Para Maria Bethânia Viana Teles Veloso (tema com o qual estreio neste espaço de ilustres colunistas) os deuses entregaram ouvidos apuradíssimos para a música de qualidade, uma voz única, imensa e ao mesmo tempo um canto doce – que Vinícius definiu como livre, puro, não de uma pureza casta e desumana, mas o encontro do céu com a terra, um casamento do mundo com o infinito. Talento pessoal e sensibilidade, inclusive, para entender as coisas muito além dos batuques do Olodum.
Àquela altura já devia sentir-se capaz de tudo, de ser uma doce bárbara e juntar-se aos seus. Por outro lado, a mim, por acaso, abriram as portas do Rádio, este fenômeno de comunicação, cuja paixão me arrebatou e mudou minha vida quase que ao mesmo tempo em que a baiana dava seus primeiros passos em 1965, substituindo a cantora Nara Leão no espetáculo Opinião, do Teatro de Arena, dirigido por Augusto Boal, no Rio de Janeiro. As trombetas soaram anunciando os novos tempos.

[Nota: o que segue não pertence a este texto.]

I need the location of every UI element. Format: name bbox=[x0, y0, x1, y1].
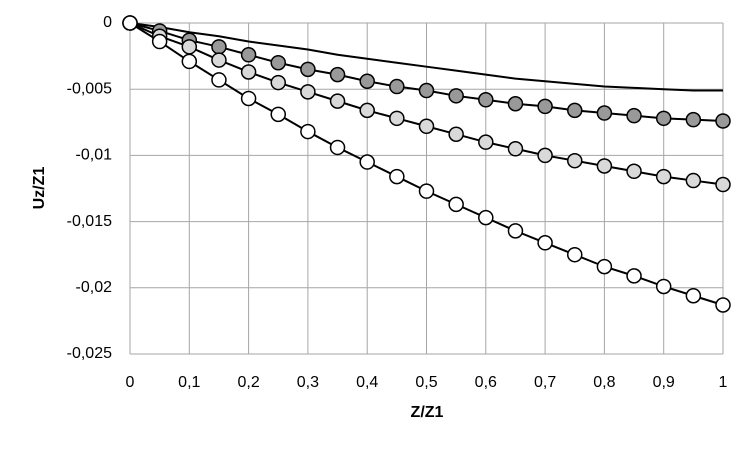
y-tick-label: -0,01 bbox=[76, 147, 113, 164]
data-point bbox=[329, 93, 346, 109]
data-point bbox=[389, 110, 405, 127]
data-point bbox=[537, 235, 553, 251]
data-point bbox=[537, 98, 553, 115]
x-tick-label: 0 bbox=[126, 374, 135, 391]
data-point bbox=[448, 126, 464, 142]
data-point bbox=[359, 154, 375, 170]
y-tick-label: -0,005 bbox=[67, 80, 112, 97]
data-point bbox=[507, 96, 524, 112]
data-point bbox=[715, 297, 731, 313]
x-tick-label: 0,5 bbox=[415, 374, 437, 391]
data-point bbox=[418, 118, 435, 135]
data-point bbox=[329, 139, 346, 156]
data-point bbox=[507, 223, 524, 239]
x-tick-label: 0,4 bbox=[356, 374, 378, 391]
data-point bbox=[151, 33, 168, 50]
data-point bbox=[655, 278, 672, 295]
data-point bbox=[626, 268, 642, 284]
x-tick-label: 0,8 bbox=[593, 374, 615, 391]
data-point bbox=[626, 107, 642, 124]
x-tick-label: 0,2 bbox=[237, 374, 259, 391]
data-point bbox=[685, 287, 702, 304]
data-point bbox=[448, 88, 464, 104]
y-axis-label: Uz/Z1 bbox=[31, 167, 48, 210]
x-tick-label: 0,3 bbox=[297, 374, 319, 391]
y-tick-label: -0,025 bbox=[67, 345, 112, 362]
data-point bbox=[211, 72, 227, 88]
x-axis-label: Z/Z1 bbox=[411, 404, 444, 421]
data-point bbox=[240, 64, 257, 80]
data-point bbox=[329, 66, 346, 83]
data-point bbox=[478, 209, 494, 226]
data-point bbox=[270, 74, 286, 91]
data-point bbox=[240, 90, 257, 107]
data-point bbox=[537, 147, 553, 164]
data-point bbox=[418, 183, 435, 199]
data-point bbox=[300, 61, 316, 78]
data-point bbox=[655, 168, 672, 185]
data-point bbox=[418, 82, 435, 99]
data-point bbox=[685, 172, 702, 189]
data-point bbox=[389, 168, 405, 185]
data-point bbox=[181, 39, 198, 55]
data-point bbox=[507, 141, 524, 157]
data-point bbox=[715, 176, 731, 193]
data-point bbox=[270, 54, 286, 71]
data-point bbox=[596, 258, 613, 275]
data-point bbox=[478, 134, 494, 150]
data-point bbox=[270, 106, 286, 123]
data-point bbox=[300, 123, 316, 140]
y-tick-label: -0,015 bbox=[67, 213, 112, 230]
data-point bbox=[626, 163, 642, 180]
data-point bbox=[211, 39, 227, 55]
data-point bbox=[596, 158, 613, 174]
data-point bbox=[596, 105, 613, 121]
data-point bbox=[715, 113, 731, 129]
data-point bbox=[448, 196, 464, 213]
data-point bbox=[685, 111, 702, 128]
data-point bbox=[567, 102, 583, 119]
x-tick-label: 0,1 bbox=[178, 374, 200, 391]
data-point bbox=[567, 246, 583, 263]
data-point bbox=[122, 15, 138, 31]
data-point bbox=[211, 52, 227, 68]
x-tick-label: 0,6 bbox=[475, 374, 497, 391]
data-point bbox=[389, 78, 405, 95]
data-point bbox=[655, 110, 672, 127]
x-tick-label: 0,9 bbox=[653, 374, 675, 391]
data-point bbox=[359, 102, 375, 119]
y-tick-label: -0,02 bbox=[76, 279, 113, 296]
y-tick-label: 0 bbox=[103, 14, 112, 31]
data-point bbox=[478, 92, 494, 108]
data-point bbox=[181, 53, 198, 70]
x-tick-label: 1 bbox=[719, 374, 728, 391]
data-point bbox=[240, 47, 257, 63]
x-tick-label: 0,7 bbox=[534, 374, 556, 391]
series-line bbox=[129, 22, 723, 92]
data-point bbox=[359, 73, 375, 90]
data-point bbox=[567, 152, 583, 169]
data-point bbox=[300, 84, 316, 100]
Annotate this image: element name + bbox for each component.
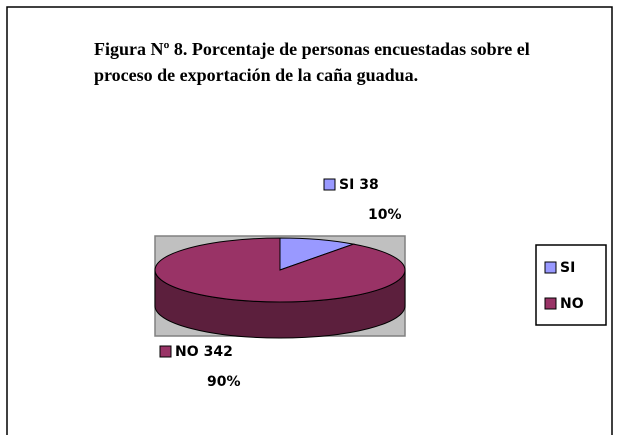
label-swatch (323, 178, 336, 191)
percentage-label: 90% (207, 374, 241, 390)
label-category: NO (175, 344, 199, 360)
data-label: SI 38 (339, 177, 379, 193)
data-label: NO 342 (175, 344, 233, 360)
legend-label: NO (560, 296, 584, 312)
percentage-label: 10% (368, 207, 402, 223)
legend-label: SI (560, 260, 575, 276)
title-box: Figura Nº 8. Porcentaje de personas encu… (94, 39, 530, 85)
label-value: 38 (359, 177, 378, 193)
chart-title: Figura Nº 8. Porcentaje de personas encu… (94, 39, 530, 85)
legend-swatch (544, 297, 557, 310)
label-swatch (159, 345, 172, 358)
legend-swatch (544, 261, 557, 274)
label-category: SI (339, 177, 354, 193)
label-value: 342 (204, 344, 233, 360)
chart-frame (6, 6, 613, 435)
pie-slice (154, 237, 406, 303)
pie-slice (279, 237, 356, 271)
legend-box (535, 244, 607, 326)
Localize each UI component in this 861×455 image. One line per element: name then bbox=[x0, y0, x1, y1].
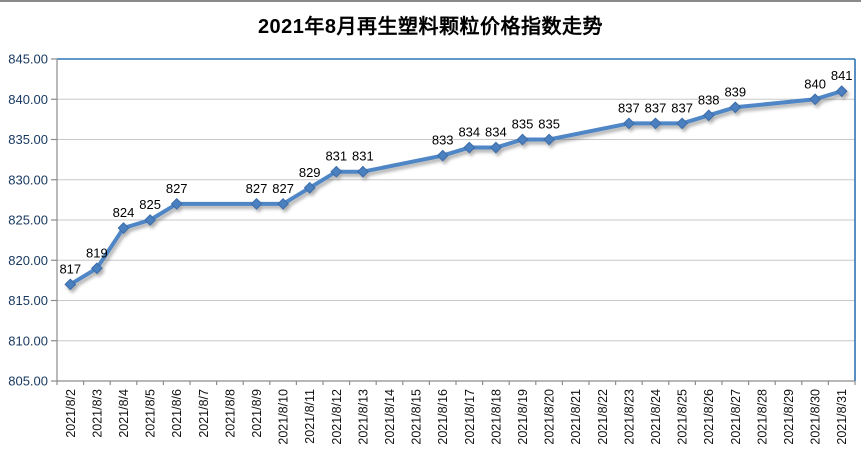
data-point-marker bbox=[809, 93, 822, 106]
x-axis-tick-label: 2021/8/20 bbox=[543, 389, 557, 445]
data-point-label: 837 bbox=[645, 100, 667, 115]
data-point-label: 824 bbox=[113, 205, 135, 220]
x-axis-tick-label: 2021/8/5 bbox=[144, 389, 158, 438]
data-point-marker bbox=[303, 181, 316, 194]
data-point-marker bbox=[277, 197, 290, 210]
data-point-label: 827 bbox=[166, 181, 188, 196]
data-point-label: 837 bbox=[671, 100, 693, 115]
data-point-marker bbox=[117, 222, 130, 234]
data-point-marker bbox=[622, 117, 635, 130]
x-axis-tick-label: 2021/8/13 bbox=[356, 389, 370, 445]
data-point-marker bbox=[543, 133, 556, 146]
y-axis-tick-label: 825.00 bbox=[8, 213, 48, 228]
x-axis-tick-label: 2021/8/9 bbox=[250, 389, 264, 438]
x-axis-tick-label: 2021/8/12 bbox=[330, 389, 344, 445]
x-axis-tick-label: 2021/8/24 bbox=[649, 389, 663, 445]
data-point-marker bbox=[516, 133, 529, 146]
x-axis-tick-label: 2021/8/27 bbox=[729, 389, 743, 445]
data-point-marker bbox=[702, 109, 715, 122]
x-axis-tick-label: 2021/8/8 bbox=[223, 389, 237, 438]
data-point-label: 838 bbox=[698, 92, 720, 107]
y-axis-tick-label: 840.00 bbox=[8, 92, 48, 107]
x-axis-tick-label: 2021/8/11 bbox=[303, 389, 317, 444]
data-point-marker bbox=[463, 141, 476, 154]
data-point-label: 839 bbox=[724, 84, 746, 99]
data-point-marker bbox=[356, 165, 369, 178]
data-point-marker bbox=[489, 141, 502, 154]
x-axis-tick-label: 2021/8/31 bbox=[835, 389, 849, 445]
data-point-label: 827 bbox=[246, 181, 268, 196]
y-axis-tick-label: 830.00 bbox=[8, 172, 48, 187]
y-axis-tick-label: 815.00 bbox=[8, 293, 48, 308]
x-axis-tick-label: 2021/8/16 bbox=[436, 389, 450, 445]
x-axis-tick-label: 2021/8/29 bbox=[782, 389, 796, 445]
x-axis-tick-label: 2021/8/7 bbox=[197, 389, 211, 438]
x-axis-tick-label: 2021/8/25 bbox=[676, 389, 690, 445]
data-point-label: 840 bbox=[804, 76, 826, 91]
x-axis-tick-label: 2021/8/18 bbox=[489, 389, 503, 445]
data-point-label: 829 bbox=[299, 165, 321, 180]
data-point-label: 827 bbox=[272, 181, 294, 196]
x-axis-tick-label: 2021/8/21 bbox=[569, 389, 583, 445]
y-axis-tick-label: 835.00 bbox=[8, 132, 48, 147]
data-point-label: 833 bbox=[432, 133, 454, 148]
data-point-label: 825 bbox=[139, 197, 161, 212]
data-point-label: 819 bbox=[86, 245, 108, 260]
x-axis-tick-label: 2021/8/4 bbox=[117, 389, 131, 438]
x-axis-tick-label: 2021/8/22 bbox=[596, 389, 610, 445]
data-point-label: 831 bbox=[352, 149, 374, 164]
x-axis-tick-label: 2021/8/30 bbox=[809, 389, 823, 445]
x-axis-tick-label: 2021/8/14 bbox=[383, 389, 397, 445]
x-axis-tick-label: 2021/8/17 bbox=[463, 389, 477, 445]
chart-title: 2021年8月再生塑料颗粒价格指数走势 bbox=[257, 16, 604, 38]
price-line-series bbox=[64, 85, 848, 291]
x-axis-tick-label: 2021/8/3 bbox=[90, 389, 104, 438]
data-point-marker bbox=[649, 117, 662, 130]
data-point-label: 835 bbox=[538, 117, 560, 132]
x-axis-tick-label: 2021/8/2 bbox=[64, 389, 78, 438]
data-point-label: 817 bbox=[59, 261, 81, 276]
data-point-marker bbox=[64, 278, 77, 291]
x-axis-tick-label: 2021/8/23 bbox=[622, 389, 636, 445]
x-axis-tick-label: 2021/8/26 bbox=[702, 389, 716, 445]
data-point-label: 834 bbox=[458, 125, 480, 140]
y-axis-tick-label: 820.00 bbox=[8, 253, 48, 268]
x-axis-tick-label: 2021/8/28 bbox=[755, 389, 769, 445]
x-axis-tick-label: 2021/8/15 bbox=[410, 389, 424, 445]
data-point-label: 831 bbox=[325, 149, 347, 164]
data-point-marker bbox=[330, 165, 343, 178]
y-axis-tick-label: 805.00 bbox=[8, 374, 48, 389]
x-axis-tick-label: 2021/8/19 bbox=[516, 389, 530, 445]
x-axis-tick-label: 2021/8/10 bbox=[277, 389, 291, 445]
data-point-label: 837 bbox=[618, 100, 640, 115]
x-axis-tick-label: 2021/8/6 bbox=[170, 389, 184, 438]
data-point-marker bbox=[144, 214, 157, 226]
data-point-label: 834 bbox=[485, 125, 507, 140]
data-point-marker bbox=[250, 197, 263, 210]
y-axis-tick-label: 810.00 bbox=[8, 333, 48, 348]
y-axis-tick-label: 845.00 bbox=[8, 52, 48, 67]
data-point-marker bbox=[170, 197, 183, 210]
data-point-marker bbox=[835, 85, 848, 98]
data-point-marker bbox=[90, 262, 103, 275]
data-point-marker bbox=[436, 149, 449, 162]
price-line bbox=[68, 89, 844, 287]
data-point-marker bbox=[676, 117, 689, 130]
data-point-label: 835 bbox=[512, 117, 534, 132]
data-point-label: 841 bbox=[831, 68, 853, 83]
data-point-marker bbox=[729, 101, 742, 114]
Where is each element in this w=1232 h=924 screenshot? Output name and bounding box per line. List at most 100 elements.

Mais tarde, eu a vi em plena ação declamando os versos de Fernando Pessoa na sua Rosa dos Ventos. Conexão imediata com aquela força estranha que explodia no ar e o olhar embevecido diante da menina dos olhos de Oyá. Respiração, técnica e dicção perfeitas, postura de quem sempre soube o que fazer no palco. Domínio absoluto do palco, a voz direta no coração da plateia, como uma flecha certeira.
Ao mesmo tempo, me fez prisioneiro, vida afora, do canto doce da abelha rainha.
As interpretações das palavras do bardo português colaram-se em definitivo nos meus ouvidos sedentos de poesia. Para esta minha tarefa bendita, depois juntaram-se outros tantos poetas impulsionando ao que chamo meu ofício de dizer, no qual tudo se mistura na hora de cavar a direta claridade do céu e agarrar o sol com a mão. Talvez eu desejasse ser o menino que carregava água na peneira, fascinado que era pelas palavras, na descrição elegante do poeta da incompletude, Manoel de Barros.
Pela grande contribuição à música brasileira, Maria Bethânia recebeu o título de Doutora Honoris Causa pela Universidade Federal da Bahia. Para compreender um pouco mais a trajetória desta guerreira de pés descalços, melhor atentar aos conselhos do irmão Caetano que de pronto descarta quem não rezou a novena de Dona Canô / quem não seguiu o mendigo Joãozinho Beija-Flor / Quem não amou a elegância sutil de Bobô . Afinal, diz ele, quem não é recôncavo nem pode ser reconvexo. De outra forma, não resta outro caminho, senão retornar e enfrentar o dia a dia e reaprender a sonhar.